Am 1. September endet bei Apple eine Ära, wenn Tim Cook den Staffelstab als CEO nach 15 Jahren an John Ternus übergibt. Eine häufig genannte Baustelle für den zukünftigen Chef sehen viele Beobachter im Bereich KI, wo man in Cupertino der Konkurrenz immer noch hinterherhinke. Etwas überraschend wirkt es vor diesem Hintergrund, wenn Mark Gurman bei Bloomberg eine ganz andere große Herausforderung identifiziert, die auf John Ternus wartet: die Erneuerung des Management-Teams.


Viele Spitzen-Manager gehen auf den Ruhestand zu
Der Grund dafür liege keineswegs darin, dass Ternus sämtliche Positionen neu besetzen möchte. Ausschlaggebend sei das Alter eines Teils des bestehenden Teams aus Executives. Mehrere Manager stehen kurz vor dem Ruhestand. Namentlich genannt sind Deirdre O’Brien – Senior Vice President Retail + People, Johny Srouji – Senior Vice President Hardware Technologies, Greg Joswiak – Senior Vice President Worldwide Marketing sowie Luca Maestri – Vice President Corporate Services. Alle befinden sich in den Endphasen ihrer Karrieren und werden der Analyse zufolge das Unternehmen innerhalb der nächsten Jahre verlassen, nachdem sie den iPhone-Hersteller Jahrzehnte mitgeprägt haben. Diese Verluste machen Neubesetzungen erforderlich und führen in der Folge zu weiteren Personalrochaden.

Bisherige Mitarbeiter sind Träger der Apple-DNA
Ein Risiko, das in den Augen Gurmans besteht, ist der mit dem Ausscheiden einhergehende Verlust an kultureller Unternehmensidentität, welche bisher Apple definiert und ausgemacht hat. Tim Cook habe es meisterlich verstanden, Abgänge so einzufädeln, dass Investoren und Aktionäre nicht aufgeschreckt oder ein Exodus an Führungspersonal vermutet wurde. Dies dürfte bei der relativ großen Anzahl an Neubesetzungen innerhalb des Führungszirkels für Ternus zu einer der größten Herausforderungen werden. Im schlimmsten Fall wäre Apple in ein paar Jahren kaum noch wiederzuerkennen.

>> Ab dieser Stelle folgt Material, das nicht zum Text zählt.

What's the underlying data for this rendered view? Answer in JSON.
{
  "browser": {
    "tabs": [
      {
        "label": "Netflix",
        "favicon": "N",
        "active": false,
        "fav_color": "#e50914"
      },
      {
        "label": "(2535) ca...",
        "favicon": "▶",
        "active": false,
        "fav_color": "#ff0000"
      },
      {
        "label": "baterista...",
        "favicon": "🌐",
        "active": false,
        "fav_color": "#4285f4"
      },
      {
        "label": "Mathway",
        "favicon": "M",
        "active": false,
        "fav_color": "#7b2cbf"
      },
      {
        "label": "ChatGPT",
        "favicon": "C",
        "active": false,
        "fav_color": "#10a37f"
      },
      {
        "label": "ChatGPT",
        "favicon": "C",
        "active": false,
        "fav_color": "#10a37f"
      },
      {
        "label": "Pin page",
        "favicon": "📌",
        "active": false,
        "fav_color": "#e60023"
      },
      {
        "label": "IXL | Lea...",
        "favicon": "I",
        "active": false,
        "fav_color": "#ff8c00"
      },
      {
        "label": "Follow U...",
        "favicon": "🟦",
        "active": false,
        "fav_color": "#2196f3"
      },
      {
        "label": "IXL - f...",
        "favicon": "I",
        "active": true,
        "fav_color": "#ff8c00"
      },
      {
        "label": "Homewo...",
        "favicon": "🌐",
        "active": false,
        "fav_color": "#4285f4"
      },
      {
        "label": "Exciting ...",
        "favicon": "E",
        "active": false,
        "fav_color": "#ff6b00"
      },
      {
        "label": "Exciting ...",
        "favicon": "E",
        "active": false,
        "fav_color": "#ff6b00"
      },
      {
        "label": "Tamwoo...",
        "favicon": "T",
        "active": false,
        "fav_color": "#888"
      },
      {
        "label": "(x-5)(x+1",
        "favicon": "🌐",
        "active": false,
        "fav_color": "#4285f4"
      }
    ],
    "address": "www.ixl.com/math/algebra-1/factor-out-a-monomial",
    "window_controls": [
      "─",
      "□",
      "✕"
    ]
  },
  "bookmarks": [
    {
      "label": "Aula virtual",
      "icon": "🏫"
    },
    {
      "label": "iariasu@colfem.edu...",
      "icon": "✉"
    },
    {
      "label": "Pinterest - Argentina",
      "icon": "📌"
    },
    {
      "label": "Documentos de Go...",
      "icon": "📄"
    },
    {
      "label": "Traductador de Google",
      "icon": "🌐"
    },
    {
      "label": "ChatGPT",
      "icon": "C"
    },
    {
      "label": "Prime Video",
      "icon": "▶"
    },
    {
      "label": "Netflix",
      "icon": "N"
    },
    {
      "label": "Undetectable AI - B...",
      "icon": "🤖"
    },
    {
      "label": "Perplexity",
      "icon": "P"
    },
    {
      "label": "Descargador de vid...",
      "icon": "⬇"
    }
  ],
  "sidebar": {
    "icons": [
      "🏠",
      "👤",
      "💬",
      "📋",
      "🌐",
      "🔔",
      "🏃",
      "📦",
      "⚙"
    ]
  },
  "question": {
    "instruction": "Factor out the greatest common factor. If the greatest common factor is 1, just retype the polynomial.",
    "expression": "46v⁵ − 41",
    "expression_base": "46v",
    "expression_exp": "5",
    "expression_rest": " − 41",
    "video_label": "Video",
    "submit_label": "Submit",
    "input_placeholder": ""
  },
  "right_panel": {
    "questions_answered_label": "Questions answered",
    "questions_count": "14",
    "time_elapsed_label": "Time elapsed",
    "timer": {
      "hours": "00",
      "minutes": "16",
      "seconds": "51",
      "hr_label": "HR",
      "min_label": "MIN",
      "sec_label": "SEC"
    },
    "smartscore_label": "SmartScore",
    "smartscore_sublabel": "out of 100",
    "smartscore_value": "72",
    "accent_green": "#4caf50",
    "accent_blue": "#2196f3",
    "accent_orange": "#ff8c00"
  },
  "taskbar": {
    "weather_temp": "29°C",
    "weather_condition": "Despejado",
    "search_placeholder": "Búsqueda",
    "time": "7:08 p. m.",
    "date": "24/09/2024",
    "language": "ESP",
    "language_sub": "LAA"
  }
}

Anders als Mark Gurman sehen dadurch aber nicht alle Beobachter Schwierigkeiten aufziehen. William Gallagher hält dagegen, dass es auch unter Tim Cook zahlreiche Abgänge gegeben habe, darunter gleich zwei Retail-Chefs und Jony Ive, der bekannte Chef-Designer und Intimus von Steve Jobs. Nichts davon schadete Apple nachhaltig.

Kommentare

macfreakz31.08.26 14:15
Wirtschaftlich nichts geschadet aber der Ruf über Design & UX litt darunter. Jetzt wirds versucht, alles besser zu machen.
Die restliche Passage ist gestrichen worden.